Advertisement

THE O.J. SIMPSON MURDER TRIAL : Releasing Fuhrman Tapes Can Solve Troubling Questions

Share

Judge Lance A. Ito should make the Fuhrman tapes available to everyone.

That’s the only way to stop leaks to the media of the most inflammatory portions of the tapes, sound bites that are shaking a community still torn by the Rodney King beating and the 1992 riots.

Provide transcripts, with a nominal fee to cover the cost of reproduction, to anyone interested in former Detective Mark Fuhrman’s stories of racism, sexism and brutality in the LAPD. Do it now, so a study of them can begin immediately by community groups monitoring the LAPD, political leaders, Chief Willie Williams, the Police Commission, the media, scholars and anyone else who is concerned with the department’s performance.

*

The issue was raised Monday in court by Matthew Schwartz, attorney for Laura Hart McKinny, the screenwriter-professor who tape-recorded Fuhrman’s recollections for a screenplay she intended to write.

Advertisement

Schwartz demanded that Ito stop the leaks. The lawyer said his client has “a proprietary interest” in the tapes, obviously meaning they’re worth money to her and their value is cheapened by leaks. In addition, he told Ito the leaks were undermining Ito’s judicial authority since the judge had banned distribution of the tapes, except to himself and the defense and prosecuting attorneys.

Schwartz proposed that Ito permit him to put the reporters on the stand to demand that they name the leakers. “We’ll just bring in a couple of reporters [and ask point blank] ‘where did you get this information.”’ This, he said, would not violate California’s shield law, protecting reporters from naming their sources, because Ito’s order would take precedence.

“This is a total misreading of the shield law,” said Terry Francke, attorney for the California First Amendment Coalition. The shield law takes precedence, he said, because “it was put on the ballot and passed by the voters.”

What was disturbing about the courtroom discussion of the tapes was that it was limited to what was happening in the trial, as if this particular courtroom was the world and there was nothing outside.

But to people who worry about L.A., the world beyond the courtroom is the issue. “What is at stake is more important than the case,” said Gerald Chaleff, former president of the Los Angeles County Bar Assn. “If he said this on tape, and it can be checked out, the Police Department can find out if there are officers still working who violated the rules. They might find if there are still pervasive attitudes in the department that we thought we had addressed. It might lead us to ways of finding procedures that would remedy the situation.”

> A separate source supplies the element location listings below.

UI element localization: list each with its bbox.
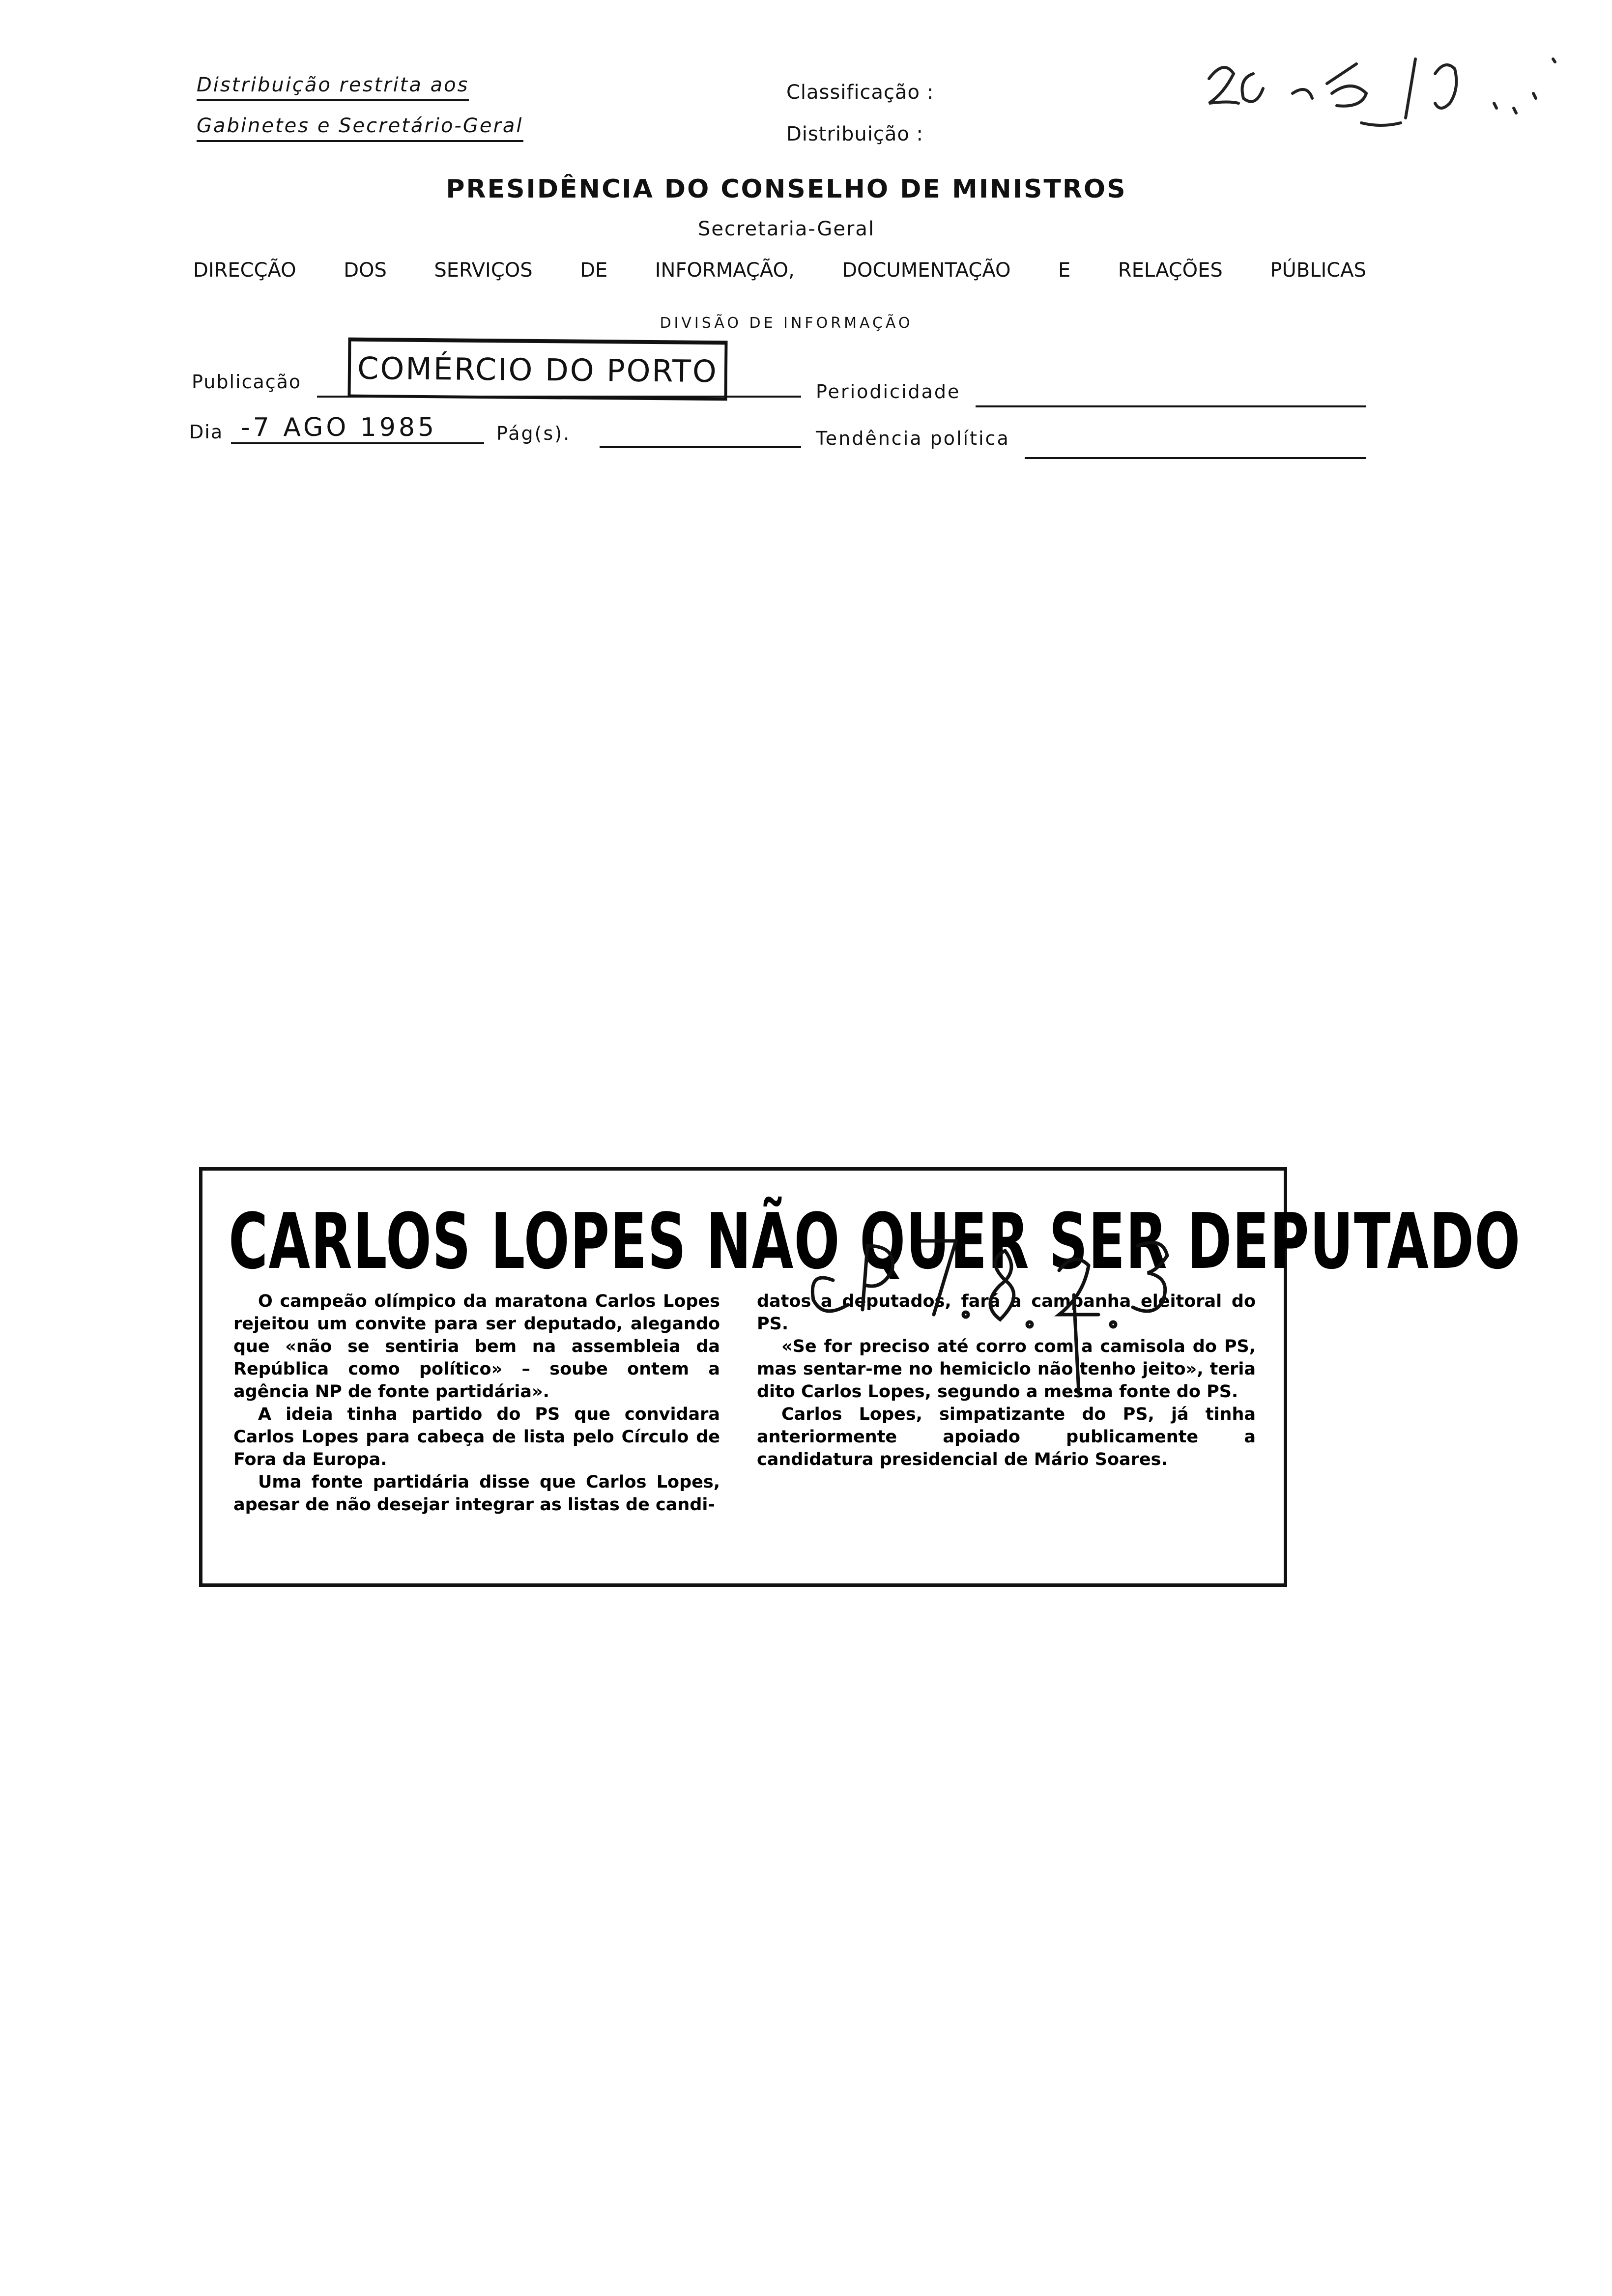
dia-label: Dia: [189, 421, 224, 443]
direccao-word: E: [1058, 259, 1071, 282]
periodicidade-field-line: [976, 405, 1366, 407]
divisao-label: DIVISÃO DE INFORMAÇÃO: [660, 315, 913, 332]
article-paragraph: A ideia tinha partido do PS que convidara Carlos Lopes para cabeça de lista pelo Círculo de Fora da Europa.: [233, 1405, 720, 1469]
dia-field-line: [231, 442, 484, 444]
direccao-word: INFORMAÇÃO,: [655, 259, 795, 282]
direccao-word: DE: [580, 259, 608, 282]
direccao-word: DOCUMENTAÇÃO: [842, 259, 1011, 282]
article-paragraph: «Se for preciso até corro com a camisola do PS, mas sentar-me no hemiciclo não tenho jeito», teria dito Carlos Lopes, segundo a mesma fonte do PS.: [757, 1337, 1256, 1402]
distribution-note-line1: Distribuição restrita aos: [197, 74, 469, 101]
pags-field-line: [600, 446, 801, 448]
newspaper-clipping: [199, 1167, 1521, 1590]
publicacao-label: Publicação: [192, 371, 302, 393]
publicacao-stamp: COMÉRCIO DO PORTO: [347, 338, 727, 401]
clipping-headline: CARLOS LOPES NÃO QUER SER DEPUTADO: [229, 1197, 1521, 1286]
direccao-line: [193, 259, 1366, 282]
tendencia-field-line: [1025, 457, 1366, 459]
direccao-word: PÚBLICAS: [1270, 259, 1366, 282]
direccao-word: SERVIÇOS: [434, 259, 533, 282]
periodicidade-label: Periodicidade: [816, 381, 961, 402]
distribution-note-line2: Gabinetes e Secretário-Geral: [197, 115, 523, 142]
date-stamp: -7 AGO 1985: [241, 413, 437, 442]
handwritten-reference: [1199, 44, 1573, 143]
direccao-word: RELAÇÕES: [1118, 259, 1223, 282]
article-column-left: [233, 1290, 720, 1516]
pags-label: Pág(s).: [496, 423, 571, 444]
handwritten-annotation: [799, 1206, 1192, 1403]
secretaria-subtitle: Secretaria-Geral: [697, 218, 875, 240]
classificacao-label: Classificação :: [786, 81, 934, 104]
distribuicao-label: Distribuição :: [786, 123, 924, 145]
ministry-title: PRESIDÊNCIA DO CONSELHO DE MINISTROS: [446, 174, 1127, 204]
article-paragraph: Carlos Lopes, simpatizante do PS, já tinha anteriormente apoiado publicamente a candidatura presidencial de Mário Soares.: [757, 1405, 1256, 1469]
direccao-word: DIRECÇÃO: [193, 259, 296, 282]
article-paragraph: O campeão olímpico da maratona Carlos Lopes rejeitou um convite para ser deputado, alegando que «não se sentiria bem na assembleia da República como político» – soube ontem a agência NP de fonte partidária».: [233, 1292, 720, 1402]
article-paragraph: Uma fonte partidária disse que Carlos Lopes, apesar de não desejar integrar as listas de candi-: [233, 1472, 720, 1515]
direccao-word: DOS: [344, 259, 387, 282]
tendencia-label: Tendência política: [816, 428, 1010, 449]
article-paragraph: datos a deputados, fará a campanha eleitoral do PS.: [757, 1292, 1256, 1334]
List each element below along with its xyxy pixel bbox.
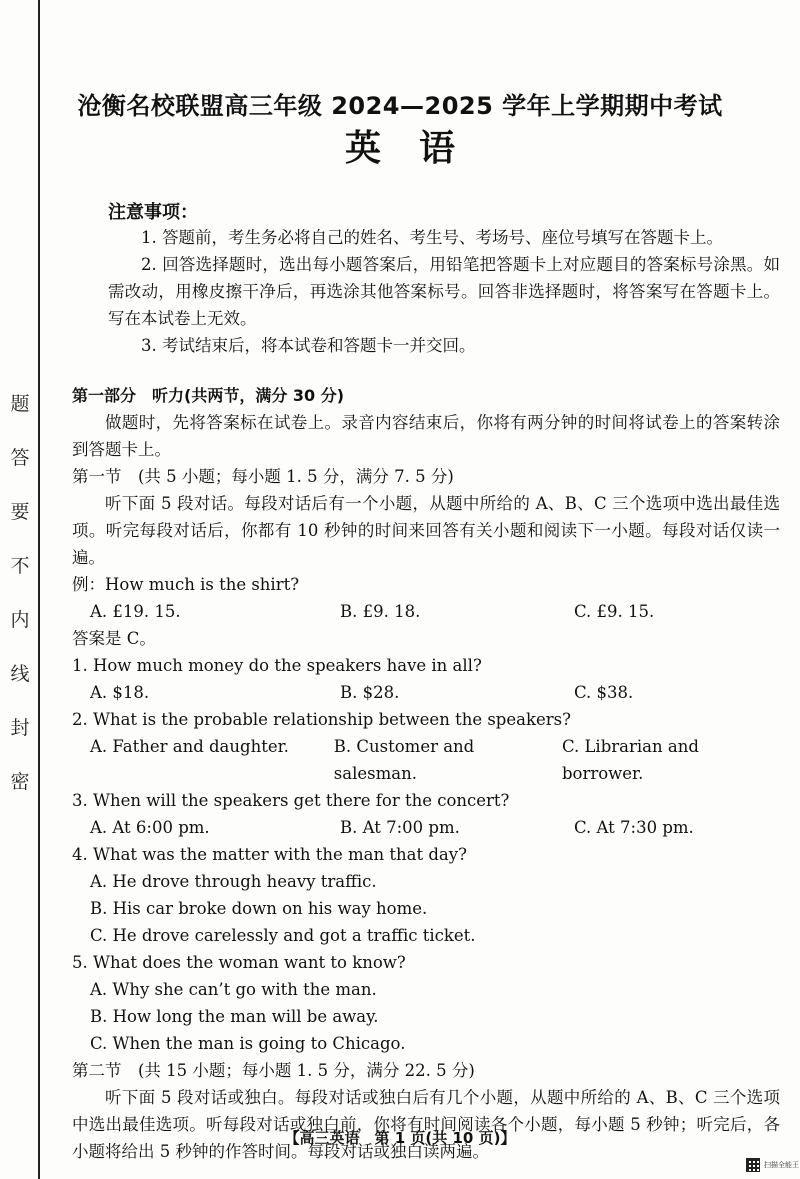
option-a: A. At 6:00 pm. xyxy=(90,818,210,837)
option-a: A. Why she can’t go with the man. xyxy=(90,980,377,999)
option-c: C. At 7:30 pm. xyxy=(574,818,694,837)
notice-item: 3. 考试结束后，将本试卷和答题卡一并交回。 xyxy=(141,336,476,355)
binding-char: 不 xyxy=(10,555,30,577)
option-c: C. He drove carelessly and got a traffic ticket. xyxy=(90,926,476,945)
qr-code-icon xyxy=(746,1158,760,1172)
section2-intro: 听下面 5 段对话或独白。每段对话或独白后有几个小题，从题中所给的 A、B、C 三个选项中选出最佳选项。听每段对话或独白前，你将有时间阅读各个小题，每小题 5 秒钟；听完后，各小题将给出 5 秒钟的作答时间。每段对话或独白读两遍。 xyxy=(72,1088,780,1161)
question-text: 4. What was the matter with the man that day? xyxy=(72,845,467,864)
binding-char: 题 xyxy=(10,393,30,415)
option-a: A. Father and daughter. xyxy=(90,737,289,756)
section1-heading: 第一节 (共 5 小题；每小题 1. 5 分，满分 7. 5 分) xyxy=(72,467,454,486)
question-text: 1. How much money do the speakers have in all? xyxy=(72,656,482,675)
option-b: B. How long the man will be away. xyxy=(90,1007,379,1026)
notice-item: 1. 答题前，考生务必将自己的姓名、考生号、考场号、座位号填写在答题卡上。 xyxy=(141,228,723,247)
exam-subject: 英语 xyxy=(344,128,493,169)
binding-char: 答 xyxy=(10,447,30,469)
question-options xyxy=(72,868,780,949)
question-options xyxy=(72,679,780,706)
binding-char: 封 xyxy=(10,717,30,739)
question-text: 2. What is the probable relationship between the speakers? xyxy=(72,710,571,729)
question-options xyxy=(72,814,780,841)
binding-char: 要 xyxy=(10,501,30,523)
example-answer: 答案是 C。 xyxy=(72,629,156,648)
question-options xyxy=(72,733,780,787)
notice-list xyxy=(108,224,780,359)
option-c: C. $38. xyxy=(574,683,634,702)
option-c: C. Librarian and borrower. xyxy=(561,737,699,783)
option-c: C. When the man is going to Chicago. xyxy=(90,1034,406,1053)
option-a: A. £19. 15. xyxy=(90,602,181,621)
notice-item: 2. 回答选择题时，选出每小题答案后，用铅笔把答题卡上对应题目的答案标号涂黑。如需改动，用橡皮擦干净后，再选涂其他答案标号。回答非选择题时，将答案写在答题卡上。写在本试卷上无效。 xyxy=(108,255,780,328)
question-text: 3. When will the speakers get there for the concert? xyxy=(72,791,510,810)
option-b: B. His car broke down on his way home. xyxy=(90,899,428,918)
scanner-watermark: 扫描全能王 xyxy=(764,1161,799,1169)
question-text: 5. What does the woman want to know? xyxy=(72,953,406,972)
binding-char: 内 xyxy=(10,609,30,631)
binding-char: 线 xyxy=(10,663,30,685)
part1-intro: 做题时，先将答案标在试卷上。录音内容结束后，你将有两分钟的时间将试卷上的答案转涂到答题卡上。 xyxy=(72,413,780,459)
section1-intro: 听下面 5 段对话。每段对话后有一个小题，从题中所给的 A、B、C 三个选项中选出最佳选项。听完每段对话后，你都有 10 秒钟的时间来回答有关小题和阅读下一小题。每段对话仅读一遍。 xyxy=(72,494,780,567)
example-question: 例：How much is the shirt? xyxy=(72,575,300,594)
option-b: B. $28. xyxy=(340,683,400,702)
option-a: A. He drove through heavy traffic. xyxy=(90,872,377,891)
option-c: C. £9. 15. xyxy=(574,602,655,621)
notice-heading: 注意事项： xyxy=(108,202,198,223)
option-b: B. £9. 18. xyxy=(340,602,421,621)
binding-margin-text xyxy=(8,395,32,792)
option-b: B. At 7:00 pm. xyxy=(340,818,460,837)
binding-line xyxy=(38,0,40,1179)
exam-title: 沧衡名校联盟高三年级 2024—2025 学年上学期期中考试 xyxy=(77,92,723,120)
part1-heading: 第一部分 听力(共两节，满分 30 分) xyxy=(72,386,345,405)
section2-heading: 第二节 (共 15 小题；每小题 1. 5 分，满分 22. 5 分) xyxy=(72,1061,475,1080)
example-options xyxy=(72,598,780,625)
listening-part xyxy=(72,382,780,1165)
option-a: A. $18. xyxy=(90,683,150,702)
question-options xyxy=(72,976,780,1057)
page-footer: 【高三英语 第 1 页(共 10 页)】 xyxy=(284,1129,516,1147)
binding-char: 密 xyxy=(10,771,30,793)
option-b: B. Customer and salesman. xyxy=(333,737,475,783)
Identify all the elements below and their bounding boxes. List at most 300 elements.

Karen Grigsby Bates, an African American writer and commentator, said the piecemeal leaking of hot Fuhrman tape excerpts are poisoning the shaky relationship between the Police Department and the African American community.

Advertisement

There has been a “fragile rapprochement” between the cops and the community following the beating of truck driver Reginald Denny, said Bates. Blacks rescued Denny from his assailants and he was a conciliatory figure during his recovery.

“People in the community now are saying, ‘This (being a cop) is a rough job, you can’t be Shirley Temple when you do it, but we don’t want you assaulting our kids,’ ” she said. “That feeling is being eroded, like acid corroding something, no matter who is leaking them. The leaks are burning little holes into this fabric of trust.”

*

Opening up the Fuhrman tapes to the community would also relieve the media of a troubling question.

The leaks, said USC journalism professor Ed Guthman, are “inflammatory . . . no question about that.”

He said leaks amount to sound bites without “intelligent context.” We don’t know what preceded or followed the Fuhrman quotes, or the nature of the dialogue between Fuhrman and screenwriter McKinny.

“They put the journalists in a difficult position. They want to do a responsible job of reporting,” Guthman said. “The reporters I know are responsible people, but overriding this is the tremendous attention being given to the trial. They know that if they don’t run what they are getting someone else will. . . . “

Advertisement

Some object that releasing the tapes will interfere with the trial. “It would divert attention from O.J.’s guilt or innocence,” said retired Superior Court Judge Burton Katz. But Douglas Mirrell, a lawyer specializing in press freedom issues, said the trial wouldn’t be affected since the jury is sequestered.

“O.J. Simpson will either rise or fall,” he said. “There will be a verdict or there won’t be a verdict. But confidence in the Police Department and confidence in the officers is an ongoing issue.”

That’s why Judge Ito should let the light shine on Mark Fuhrman’s dark memories.